La Publication

(Voici un article que j’ai écrit sur mon premier blog qui n’existe plus maintenant, c’était le 26/11/2017)

Bonjour à tous, j’espère que vous continuez d’écrire, moi en tout cas, oui ! Plus que jamais.

J’ai récemment envoyé une nouvelle pour un appel à textes pour un éditeur.

J’avoue que lorsque j’écris une histoire et que je l’envoie/publie, j’ai toujours peur qu’on me réponde un truc du genre : « C’est tout pourri ce que tu écris, tu devrais arrêter et allez te faire pendre ».

On est bien d’accord que de toute façon, normalement, jamais personne ne dirait une chose aussi ignoble (quoi que, il y a des gens pas très sympas sur cette magnifique planète). On préférerait une critique constructive qui nous permettrait de travailler son écriture. Les dialogues, les personnages, le récit, le vocabulaire, les scènes, l’intrigue, etc. C’est impossible que le texte en entier soit mauvais.

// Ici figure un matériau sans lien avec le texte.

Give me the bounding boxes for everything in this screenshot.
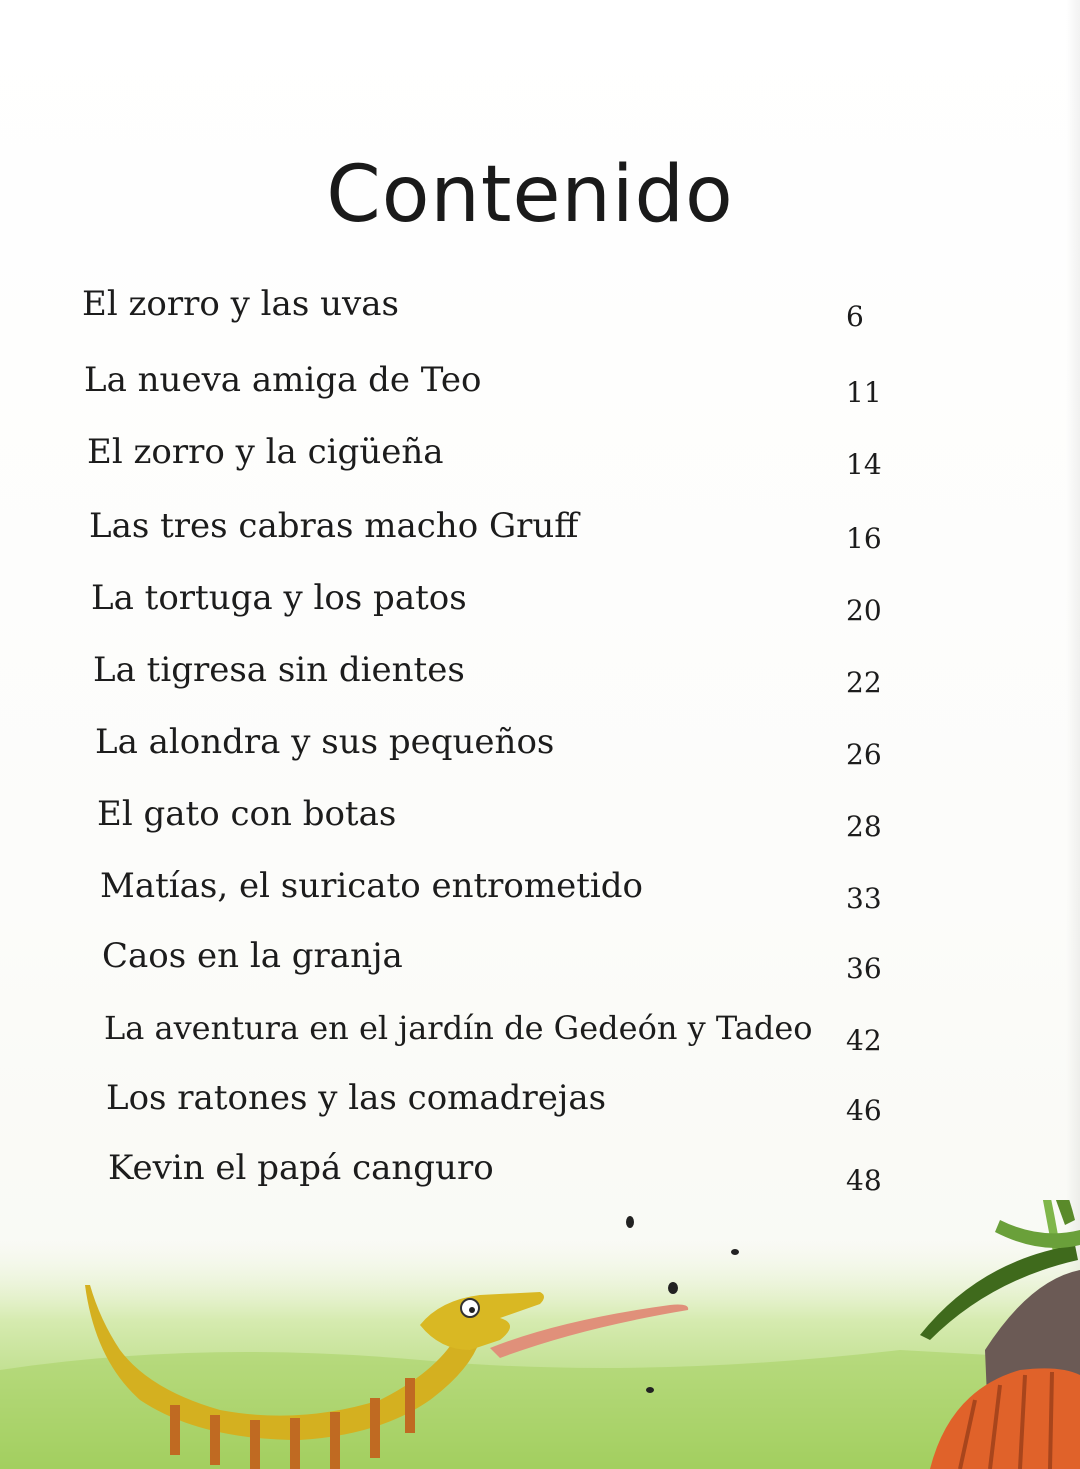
toc-entry-title: El zorro y las uvas [82, 284, 399, 324]
toc-entry-page: 16 [846, 522, 882, 555]
toc-entry-page: 33 [846, 882, 882, 915]
toc-entry-title: Las tres cabras macho Gruff [89, 506, 579, 546]
toc-entry-page: 28 [846, 810, 882, 843]
toc-entry-title: Caos en la granja [102, 936, 403, 976]
toc-entry-title: La tigresa sin dientes [93, 650, 465, 690]
toc-entry-page: 48 [846, 1164, 882, 1197]
toc-entry-title: La alondra y sus pequeños [95, 722, 555, 762]
toc-entry-title: El gato con botas [97, 794, 397, 834]
toc-entry-page: 6 [846, 300, 864, 333]
toc-entry-page: 14 [846, 448, 882, 481]
page-title: Contenido [326, 150, 734, 240]
toc-entry-title: La tortuga y los patos [91, 578, 467, 618]
toc-entry-title: El zorro y la cigüeña [87, 432, 444, 472]
toc-entry-title: La nueva amiga de Teo [84, 360, 482, 400]
toc-entry-title: Los ratones y las comadrejas [106, 1078, 607, 1118]
meadow-illustration [0, 1200, 1080, 1469]
toc-entry-page: 20 [846, 594, 882, 627]
toc-entry-page: 42 [846, 1024, 882, 1057]
toc-entry-page: 26 [846, 738, 882, 771]
toc-entry-page: 36 [846, 952, 882, 985]
toc-entry-page: 11 [846, 376, 882, 409]
toc-entry-page: 46 [846, 1094, 882, 1127]
toc-entry-title: Matías, el suricato entrometido [100, 866, 644, 906]
toc-entry-page: 22 [846, 666, 882, 699]
toc-entry-title: La aventura en el jardín de Gedeón y Tadeo [104, 1009, 813, 1047]
toc-entry-title: Kevin el papá canguro [108, 1148, 494, 1188]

Mais j’ai tout de même un gros doute au moment d’envoyer mon texte aux éditeurs. Quelque chose qui bloque complètement et qui empêche d’envoyer la nouvelle. Puis on se dit que si on ne l’envoie pas, on ne sera jamais alors on l’envoie et on attend. On attend. Je crois que ce moment d’attente est terrible, chaque seconde qui passe en étant conscient que l’on a envoyé notre nouvelle (oui car par moments on pense à autre chose heureusement), ces secondes qui défilent sont pour nous un magnifique moyen de nous torturer.

Pourquoi n’appelle-t-il pas ? Pourquoi ne m’envoie-t-il pas de réponse par mail (positive ou négative, peu importe) ? Oh oui, ma nouvelle n’est pas terrible, mes scènes sont pauvres, mes personnages sont vides, je suis nul ! Et l’on est assailli par un questionnement interne sévère. Mais pourquoi fait-on ça ? Pourquoi se torture-t-on dans ce genre de circonstance ? Comme dans l’attente d’une réponse à un poste que l’on convoite. Est-ce si important de savoir ce qu’un inconnu pense de notre texte ? Pourquoi laisser sa carrière d’écrivain voler en éclat pour un texte qui n’a pas fonctionné ?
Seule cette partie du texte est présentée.